2. Eine Kommanditgesellschaft ist keine
Kapitalgesellschaft, also zieht die Einbringung von Sacheinlagen in diese
(unabhängig von der Art der einbrachten Bestandteile) kein Auftreten von
steuerlichen Einnahmen für den Einbringenden nach sich.
Obige
Feststellungen sind grundsätzliche Thesen, die aus der verbindlichen Auskunft
des Direktors der Finanzkammer in Poznań vom 11. November
2008 hervorgehen. Im Folgenden stellen wir einen Abriss der Frage sowie
Schlüsselfragmente der Auskunft dar.
ABRISS DER FRAGE
Die Frage betraf
eine Gesellschaft, die beabsichtigte, als Komplementär in eine neu gegründete
Kommanditgesellschaft einzutreten. Die Anteile an der Gesellschaft sollten
durch Einbringung der Sachanlagen in Form von Erbnießbrauchrecht des
Gründstücks sowie von sich auf diesem Gründstück verbliebenen Objekten
abgedeckt werden. Es ist zu unterstreichen, dass das obige Betriebsvermögen
weder den Betrieb noch den Teilbetrieb darstellte. Im Zusammenhang mit dem
beschriebenen Sachverhalt stellte die Gesellschaft einen Antrag auf verbindliche
Auskunft.
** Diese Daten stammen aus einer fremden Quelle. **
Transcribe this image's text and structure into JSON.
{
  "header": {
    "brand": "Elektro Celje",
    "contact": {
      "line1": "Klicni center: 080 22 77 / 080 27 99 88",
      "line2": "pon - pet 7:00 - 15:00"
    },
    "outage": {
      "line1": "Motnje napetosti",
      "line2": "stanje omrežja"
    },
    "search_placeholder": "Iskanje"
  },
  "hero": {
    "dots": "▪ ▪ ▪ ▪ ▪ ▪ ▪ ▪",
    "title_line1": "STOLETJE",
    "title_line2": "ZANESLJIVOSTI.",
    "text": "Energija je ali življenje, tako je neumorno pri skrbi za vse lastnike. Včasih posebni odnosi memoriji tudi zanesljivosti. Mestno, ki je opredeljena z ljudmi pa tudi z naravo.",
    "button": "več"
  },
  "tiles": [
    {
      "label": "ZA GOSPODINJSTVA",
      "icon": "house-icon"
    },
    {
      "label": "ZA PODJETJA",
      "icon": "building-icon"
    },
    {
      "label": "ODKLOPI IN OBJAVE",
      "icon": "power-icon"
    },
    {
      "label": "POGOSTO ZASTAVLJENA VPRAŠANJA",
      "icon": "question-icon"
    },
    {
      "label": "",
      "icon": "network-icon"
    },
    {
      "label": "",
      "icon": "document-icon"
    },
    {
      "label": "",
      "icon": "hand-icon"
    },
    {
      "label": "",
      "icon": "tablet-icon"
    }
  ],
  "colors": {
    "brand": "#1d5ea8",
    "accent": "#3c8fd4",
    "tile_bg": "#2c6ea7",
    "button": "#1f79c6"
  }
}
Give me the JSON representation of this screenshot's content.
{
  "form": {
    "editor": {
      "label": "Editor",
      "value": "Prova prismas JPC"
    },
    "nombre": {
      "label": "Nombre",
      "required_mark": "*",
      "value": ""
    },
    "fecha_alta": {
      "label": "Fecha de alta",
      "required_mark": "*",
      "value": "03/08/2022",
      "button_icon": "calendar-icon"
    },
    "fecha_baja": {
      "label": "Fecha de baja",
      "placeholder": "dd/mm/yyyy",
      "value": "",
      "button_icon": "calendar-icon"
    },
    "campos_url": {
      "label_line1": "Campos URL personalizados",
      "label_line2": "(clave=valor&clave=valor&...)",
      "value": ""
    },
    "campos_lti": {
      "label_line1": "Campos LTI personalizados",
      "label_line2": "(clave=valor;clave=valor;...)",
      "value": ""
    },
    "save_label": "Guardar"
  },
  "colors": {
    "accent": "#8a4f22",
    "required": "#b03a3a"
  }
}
Ziel dieses Antrags war die Erläuterung, ob die Einbringung der o.g.
Sacheinlage in die Kommanditgesellschaft das Entstehen einer Einnahme, die von
der einbringenden Gesellschaft zu versteuern wäre, zur Folge hätte.
Nach Meinung des Antragstellers würde eine Maßnahme dieser Art keine Entstehung einer Steuerpflicht zur Folge haben. Zur Begründung ihres Standpunkts hat sich die Gesellschaft auf Art. 12 Abs. 1 Pkt. 7 pKStG berufen. Diese Vorschrift besagt, dass zu den Einnahmen u.a. der Nominalwert der Anteile und Aktien, die im Gegenzug für die in die Kapitalgesellschaft eingebrachte Sacheinlage erzielt werden, gezählt werden, insofern, wenn Gegenstand der Sacheinlage kein Betrieb oder Teilbetrieb ist. Die Gesellschaft unterstreicht jedoch, dass die Vorschrift, auf die sie sich beruft, ausschließlich Sacheinlagen, die in Kapitalgesellschaften eingebracht werden, betrifft. Währenddessen beruht die von der Gesellschaft geplante Transaktion auf der Einbringung einer Sacheinlage in eine Gesellschaft, die keine Kapitalgesellschaft ist. Im Endeffekt gibt es keine Grundlage dafür, eine solche Sacheinlage dem Einbringenden als steuerliche Einnahme zuzuschreiben. Die Gesellschaft macht insbesondere darauf aufmerksam, dass es nicht erlaubt ist, Art. 12 Abs. 1 Pkt. 7 pKStG auf der Grundlage der Analogie auf Sacheinlagen, die in Personengesellschaften eingebracht werden, anzuwenden. Eine solche Praxis wäre gleichbedeutend mit der Anwendung einer erweiterten Auslegung zu ungunsten des Steuerpflichtigen, was gegen die Grundsätze des demokratischen Rechtsstaats verstoßen würde.
AUSKUNFT DES DIREKTORS
Als Antwort auf den
Antrag hat der Direktor eine verbindliche Auskunft erteilt, in der er
feststellt, dass der Standpunkt der Gesellschaft korrekt ist. Unter Berufung
auf Art. 14c § 1 hat der Direktor der Finanzkammer
in Poznań von einer Begründung abgesehen. Gleichzeitig hat er bestätigt, dass
er den Standpunkt des Antragstellers vollständig teilt.
AUSWAHL DER VORSCHRIFTEN
Körperschaftsteuergesetz
Art. 12
1. Einnahmen, unter
Vorbehalt von Abs. 3 und 4 sowie Art. 13 und 14, sind insbesondere:
7) der
Nominalwert von Anteilen (Aktien) an einer Kapitalgesellschaft oder der
Einlagen an einer Genossenschaft im Gegenzug zur Sacheinlage in anderer Form
als ein Betrieb oder Teilbetrieb: Art. 14, Abs. 1-3 wird entsprechend angewandt.